According to the U.S. Attorney's Office, the Full House star and her husband, Mossimo Giannulli, have agreed to plead guilty to conspiracy charges in connection with securing the fraudulent admission of their two children, Olivia Jade and Bella Giannulli, to the University of Southern California as purported athletic recruits.
Loughlin will plead guilty to one count of conspiracy to commit wire and mail fraud. Giannulli will plead guilty to one count of conspiracy to commit wire and mail fraud and honest services wire and mail fraud.
Per the terms of Loughlin's plea agreement, she's agreed to a sentence, subject to the Court's approval, of two months in prison, a $150,000 fine and two years of supervised release with 100 hours of community service. Under the terms of Giannulli's plea agreement, he's agreed to a sentence, subject to the Court's approval, of five months in prison, a $250,000 fine and two years of supervised release with 250 hours of community service, authorities said Thursday.
"Under the plea agreements filed today, these defendants will serve prison terms reflecting their respective roles in a conspiracy to corrupt the college admissions process and which are consistent with prior sentences in this case.
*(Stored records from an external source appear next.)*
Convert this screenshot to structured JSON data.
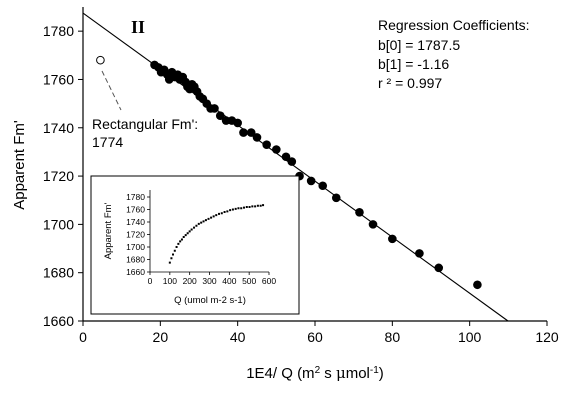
{
  "chart_data": [
    {
      "type": "scatter",
      "panel_label": "II",
      "xlabel": "1E4/ Q (m2 s μmol-1)",
      "xlabel_parts": {
        "main": "1E4/ Q (m",
        "sup1": "2",
        "mid": " s ",
        "mu": "μ",
        "after": "mol",
        "sup2": "-1",
        "end": ")"
      },
      "ylabel": "Apparent Fm'",
      "xlim": [
        0,
        120
      ],
      "ylim": [
        1660,
        1790
      ],
      "xticks": [
        "0",
        "20",
        "40",
        "60",
        "80",
        "100",
        "120"
      ],
      "yticks": [
        "1660",
        "1680",
        "1700",
        "1720",
        "1740",
        "1760",
        "1780"
      ],
      "regression_text": {
        "title": "Regression Coefficients:",
        "b0": "b[0] = 1787.5",
        "b1": "b[1] = -1.16",
        "r2": "r ² = 0.997"
      },
      "regression_line": {
        "intercept": 1787.5,
        "slope": -1.16
      },
      "annotation": {
        "label": "Rectangular Fm':",
        "value": "1774",
        "point": {
          "x": 4.5,
          "y": 1768
        }
      },
      "points": [
        {
          "x": 18.5,
          "y": 1766
        },
        {
          "x": 19.5,
          "y": 1765
        },
        {
          "x": 20.2,
          "y": 1763
        },
        {
          "x": 21.0,
          "y": 1764
        },
        {
          "x": 21.8,
          "y": 1762
        },
        {
          "x": 22.3,
          "y": 1760
        },
        {
          "x": 23.0,
          "y": 1763
        },
        {
          "x": 23.8,
          "y": 1761
        },
        {
          "x": 24.5,
          "y": 1762
        },
        {
          "x": 25.0,
          "y": 1760
        },
        {
          "x": 25.8,
          "y": 1761
        },
        {
          "x": 26.5,
          "y": 1759
        },
        {
          "x": 27.0,
          "y": 1757
        },
        {
          "x": 27.6,
          "y": 1756
        },
        {
          "x": 28.2,
          "y": 1758
        },
        {
          "x": 28.8,
          "y": 1757
        },
        {
          "x": 29.5,
          "y": 1755
        },
        {
          "x": 30.2,
          "y": 1753
        },
        {
          "x": 31.0,
          "y": 1752
        },
        {
          "x": 32.0,
          "y": 1750
        },
        {
          "x": 33.0,
          "y": 1748
        },
        {
          "x": 34.0,
          "y": 1748
        },
        {
          "x": 35.5,
          "y": 1745
        },
        {
          "x": 37.0,
          "y": 1743
        },
        {
          "x": 38.5,
          "y": 1743
        },
        {
          "x": 40.0,
          "y": 1742
        },
        {
          "x": 41.5,
          "y": 1738
        },
        {
          "x": 43.5,
          "y": 1738
        },
        {
          "x": 45.0,
          "y": 1736
        },
        {
          "x": 47.5,
          "y": 1733
        },
        {
          "x": 50.0,
          "y": 1731
        },
        {
          "x": 52.5,
          "y": 1728
        },
        {
          "x": 54.0,
          "y": 1726
        },
        {
          "x": 56.0,
          "y": 1720
        },
        {
          "x": 59.0,
          "y": 1718
        },
        {
          "x": 62.0,
          "y": 1716
        },
        {
          "x": 65.5,
          "y": 1711
        },
        {
          "x": 71.5,
          "y": 1705
        },
        {
          "x": 75.0,
          "y": 1700
        },
        {
          "x": 80.0,
          "y": 1694
        },
        {
          "x": 87.0,
          "y": 1688
        },
        {
          "x": 92.0,
          "y": 1682
        },
        {
          "x": 102.0,
          "y": 1675
        }
      ]
    },
    {
      "type": "scatter",
      "xlabel": "Q (umol m-2 s-1)",
      "ylabel": "Apparent Fm'",
      "xlim": [
        0,
        600
      ],
      "ylim": [
        1660,
        1780
      ],
      "xticks": [
        "0",
        "100",
        "200",
        "300",
        "400",
        "500",
        "600"
      ],
      "yticks": [
        "1660",
        "1680",
        "1700",
        "1720",
        "1740",
        "1760",
        "1780"
      ],
      "points": [
        {
          "x": 100,
          "y": 1675
        },
        {
          "x": 108,
          "y": 1682
        },
        {
          "x": 116,
          "y": 1688
        },
        {
          "x": 125,
          "y": 1694
        },
        {
          "x": 134,
          "y": 1700
        },
        {
          "x": 143,
          "y": 1705
        },
        {
          "x": 152,
          "y": 1709
        },
        {
          "x": 161,
          "y": 1712
        },
        {
          "x": 170,
          "y": 1716
        },
        {
          "x": 180,
          "y": 1719
        },
        {
          "x": 190,
          "y": 1722
        },
        {
          "x": 200,
          "y": 1725
        },
        {
          "x": 210,
          "y": 1728
        },
        {
          "x": 222,
          "y": 1731
        },
        {
          "x": 234,
          "y": 1734
        },
        {
          "x": 246,
          "y": 1737
        },
        {
          "x": 258,
          "y": 1739
        },
        {
          "x": 270,
          "y": 1741
        },
        {
          "x": 282,
          "y": 1743
        },
        {
          "x": 295,
          "y": 1745
        },
        {
          "x": 308,
          "y": 1747
        },
        {
          "x": 321,
          "y": 1749
        },
        {
          "x": 334,
          "y": 1751
        },
        {
          "x": 348,
          "y": 1753
        },
        {
          "x": 362,
          "y": 1754
        },
        {
          "x": 376,
          "y": 1756
        },
        {
          "x": 390,
          "y": 1757
        },
        {
          "x": 404,
          "y": 1759
        },
        {
          "x": 418,
          "y": 1760
        },
        {
          "x": 432,
          "y": 1761
        },
        {
          "x": 446,
          "y": 1762
        },
        {
          "x": 460,
          "y": 1762
        },
        {
          "x": 474,
          "y": 1763
        },
        {
          "x": 488,
          "y": 1764
        },
        {
          "x": 502,
          "y": 1764
        },
        {
          "x": 516,
          "y": 1765
        },
        {
          "x": 530,
          "y": 1765
        },
        {
          "x": 544,
          "y": 1766
        },
        {
          "x": 558,
          "y": 1766
        },
        {
          "x": 570,
          "y": 1767
        }
      ]
    }
  ]
}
We will continue to pursue accountability for undermining the integrity of college admissions," United States Attorney Andrew E. Lelling said.
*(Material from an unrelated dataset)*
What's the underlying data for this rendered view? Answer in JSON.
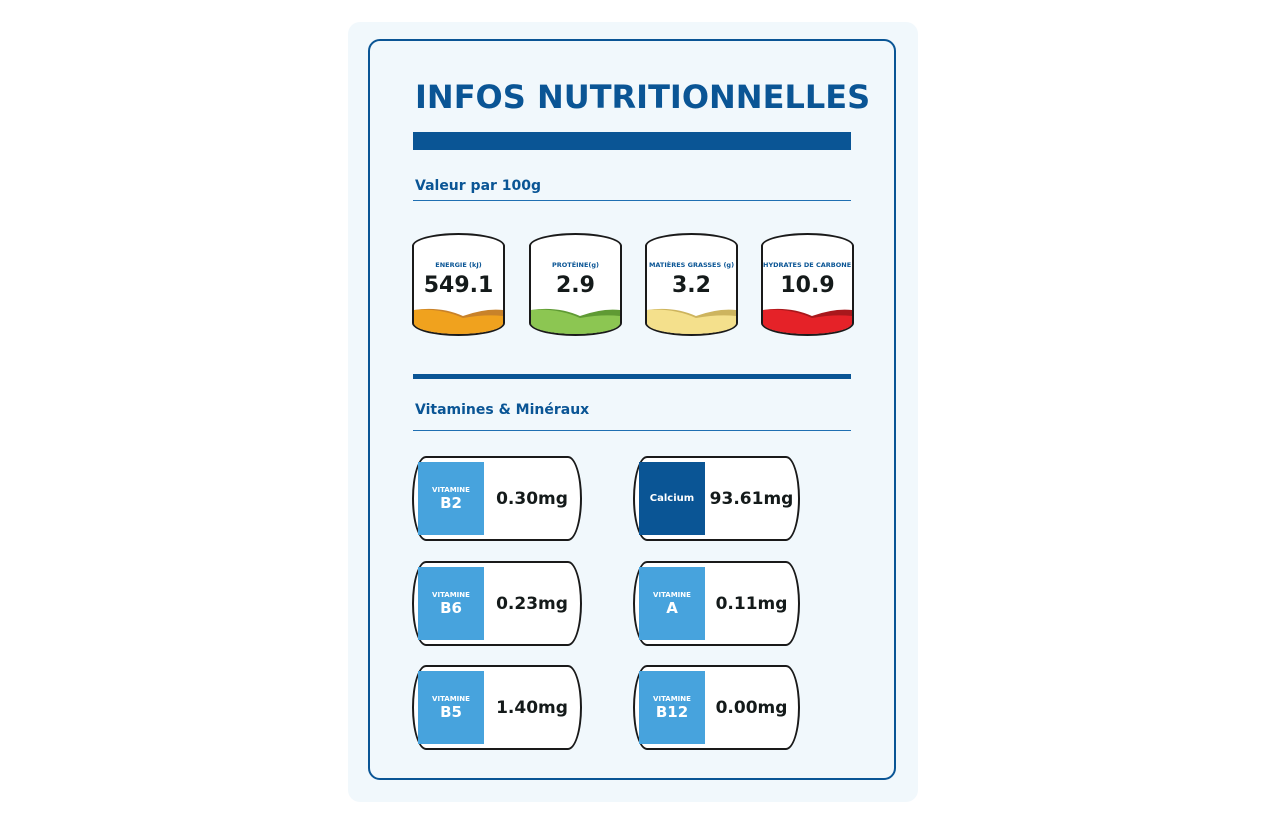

This makes Loughlin and Giannulli are the 23rd and 24th parents to plead guilty in the college admissions case.
Earlier this month, Loughlin lost her bid to throw out charges against her in the case.
"After consideration of defendant' memorandum in support of their motion to dismiss the indictment; the governments opposition to that motion; defendants' reply in support of the motion; the government's sur-reply in opposition, supported by affidavits of agents and an Assistant United States Attorney; and the defendants' response to the governmen's sur-reply, the defendants' motion to dismiss the indictment or in the alternative to suppress evidence and order an evidentiary hearing is DENIED," the court documents said.